Editoriaux - Religion - 28 août 2016

Le burkini est-il soluble dans le ridicule ?

En août, le Sud connait la bête estivale. Beaucoup la voient : une hyène, d’autres fois un serpent, ou bien un tigre, bref, quelque chose de terrible mais d’indéfinissable qui terrorise les touristes. Et nos braves pandores se mobilisent, hélicoptère et pataugas, vérifient les ménageries des cirques et, bien sûr, ne trouvent rien. La France respire. Cette année, c’est sur la surface de peau à exhiber pour garantir l’adhésion aux valeurs républicaines que l’excitation aoûtienne s’est crispée. Comme l’écrit Philippe Randa dans Eurolibertés : “Le maillot de bain serait donc l’un des emblèmes républicains : plus il serait réduit, plus il renforcerait les valeurs républicaines ; dans ce cas, les naturistes ne seraient-ils pas les plus grands défenseurs des valeurs républicaines ?”

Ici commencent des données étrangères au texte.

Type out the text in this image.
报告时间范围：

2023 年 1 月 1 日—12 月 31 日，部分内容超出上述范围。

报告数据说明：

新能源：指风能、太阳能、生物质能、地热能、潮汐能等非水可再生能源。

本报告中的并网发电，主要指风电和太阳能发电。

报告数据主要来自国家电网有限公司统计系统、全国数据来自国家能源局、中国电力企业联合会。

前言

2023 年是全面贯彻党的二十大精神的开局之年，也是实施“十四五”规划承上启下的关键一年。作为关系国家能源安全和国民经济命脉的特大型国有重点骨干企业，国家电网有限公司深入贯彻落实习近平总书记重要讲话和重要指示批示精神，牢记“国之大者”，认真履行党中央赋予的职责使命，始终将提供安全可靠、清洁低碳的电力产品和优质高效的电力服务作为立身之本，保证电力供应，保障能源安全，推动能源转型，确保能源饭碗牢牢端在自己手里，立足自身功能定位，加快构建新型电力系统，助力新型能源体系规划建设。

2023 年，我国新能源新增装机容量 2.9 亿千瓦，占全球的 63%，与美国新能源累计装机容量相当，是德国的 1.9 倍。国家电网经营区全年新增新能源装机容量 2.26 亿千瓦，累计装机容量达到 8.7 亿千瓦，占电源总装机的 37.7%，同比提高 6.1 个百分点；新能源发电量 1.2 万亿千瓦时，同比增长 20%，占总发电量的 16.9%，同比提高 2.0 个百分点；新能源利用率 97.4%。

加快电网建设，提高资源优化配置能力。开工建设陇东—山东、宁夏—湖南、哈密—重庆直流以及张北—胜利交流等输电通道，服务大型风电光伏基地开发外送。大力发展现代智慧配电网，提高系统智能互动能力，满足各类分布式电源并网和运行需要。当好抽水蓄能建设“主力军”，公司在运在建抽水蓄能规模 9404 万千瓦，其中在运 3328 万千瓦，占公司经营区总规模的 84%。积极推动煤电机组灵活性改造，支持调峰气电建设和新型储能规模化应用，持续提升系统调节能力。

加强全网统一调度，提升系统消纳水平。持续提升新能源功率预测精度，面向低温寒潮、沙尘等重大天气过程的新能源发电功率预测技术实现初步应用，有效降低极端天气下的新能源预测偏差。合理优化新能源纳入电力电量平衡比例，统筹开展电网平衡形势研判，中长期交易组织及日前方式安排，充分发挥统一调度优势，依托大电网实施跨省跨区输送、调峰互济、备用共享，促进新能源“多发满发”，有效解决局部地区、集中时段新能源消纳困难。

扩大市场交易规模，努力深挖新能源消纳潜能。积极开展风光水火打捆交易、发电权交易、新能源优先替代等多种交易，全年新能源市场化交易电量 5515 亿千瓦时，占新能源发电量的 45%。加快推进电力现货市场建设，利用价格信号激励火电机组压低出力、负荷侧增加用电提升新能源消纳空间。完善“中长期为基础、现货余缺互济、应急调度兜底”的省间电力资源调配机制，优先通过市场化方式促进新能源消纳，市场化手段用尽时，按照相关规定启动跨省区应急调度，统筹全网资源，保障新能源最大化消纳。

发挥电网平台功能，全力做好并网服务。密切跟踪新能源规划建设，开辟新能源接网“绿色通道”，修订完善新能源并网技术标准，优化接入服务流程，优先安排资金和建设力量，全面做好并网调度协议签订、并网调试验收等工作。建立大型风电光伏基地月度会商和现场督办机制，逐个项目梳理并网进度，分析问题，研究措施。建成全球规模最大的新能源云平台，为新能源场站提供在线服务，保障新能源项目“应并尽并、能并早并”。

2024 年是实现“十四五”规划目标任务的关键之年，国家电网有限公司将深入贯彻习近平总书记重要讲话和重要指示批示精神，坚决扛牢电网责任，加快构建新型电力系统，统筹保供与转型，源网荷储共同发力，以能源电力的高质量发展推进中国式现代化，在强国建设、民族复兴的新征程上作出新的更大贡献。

Arrêté, recours, référé suspensif, conseil d’État ! Fichtre ! Là où il faut deux ans pour une décision, tout s’est noué cette fois en trois semaines. Mais la nation était en danger et l’on ne peut que louer la réactivité des juges face au péril. Un blâme, cependant, pour les premiers : n’importe quel étudiant débutant savait que les arrêtés municipaux anti-burkini étaient illégaux. Avoir suivi les élus dans leur délire démontre, de la part des juges de première instance, soit un sérieux manque de formation, soit une crainte pathétique de l’opinion. Bref : nos coreligionnaires musulmanes pourront donc continuer de se baigner tout habillées, comme tout le monde… au XIXe siècle.

Les musulmans, une fois de plus, jouent la provoc’. Et une fois de plus, nous tombons dans le panneau. Imaginons un instant que le Conseil d’État ait suivi. Les musulmans passaient pour des victimes, tout remontait au juge européen, la France était évidemment condamnée, le peu de terrain compassionnel gagné côté musulman à la suite de l’abject assassinat du père Jacques Hamel était reperdu, ce qui était sans doute l’un des objectifs du fameux Collectif contre l’islamophobie (dont il serait peut-être judicieux d’analyser qui est derrière). Et puis, pourquoi toujours s’en prendre aux femmes ? À défaut de pouvoir interdire les soutanes qui ont disparu (ce qui aurait été, pourtant, bien pour démontrer notre souci d’équité laïque), interdisons les barbes, interdisons les chaussettes rentrées et les pantalons saute-ruisseau, autre tenue ridicule.

De grâce, laissons faire ! Laissons donc le ridicule opérer. C’est notre meilleure arme. Ces femmes en noir sous un soleil de plomb, entourées de filles en short, sont ridicules. Ces baigneuses tout habillées au milieu des bikinis ou, plus encore, des monokinis (surtout le promouvoir, puisque le sein est aussi la pointe des valeurs républicaines), sont grotesques. Au fait, pourquoi une telle crainte de la nudité ? Tous les musulmans savent fort bien que cet interdit n’est pas une prescription ontologique de la charia. Il faut la rapporter à la crainte et à l’honneur. En islam, l’épouse est la totale propriété de son mari. Il doit la nourrir et, surtout, défendre son honneur et le sien, si d’aventure un autre homme la regarde. Comme le mari ne peut pas passer son temps à se battre (déjà qu’il y a le djihad, sans compter tous ces infidèles qui sont un vrai souci), il convient de la cacher, ce qui évite bien des tracas et permet, finalement, de la libérer sans la cantonner à la maison. Et, au passage, rappelons par souci d’objectivité que la pire des religions sur cette question de la nudité n’est pas l’islam mais la loi mosaïque.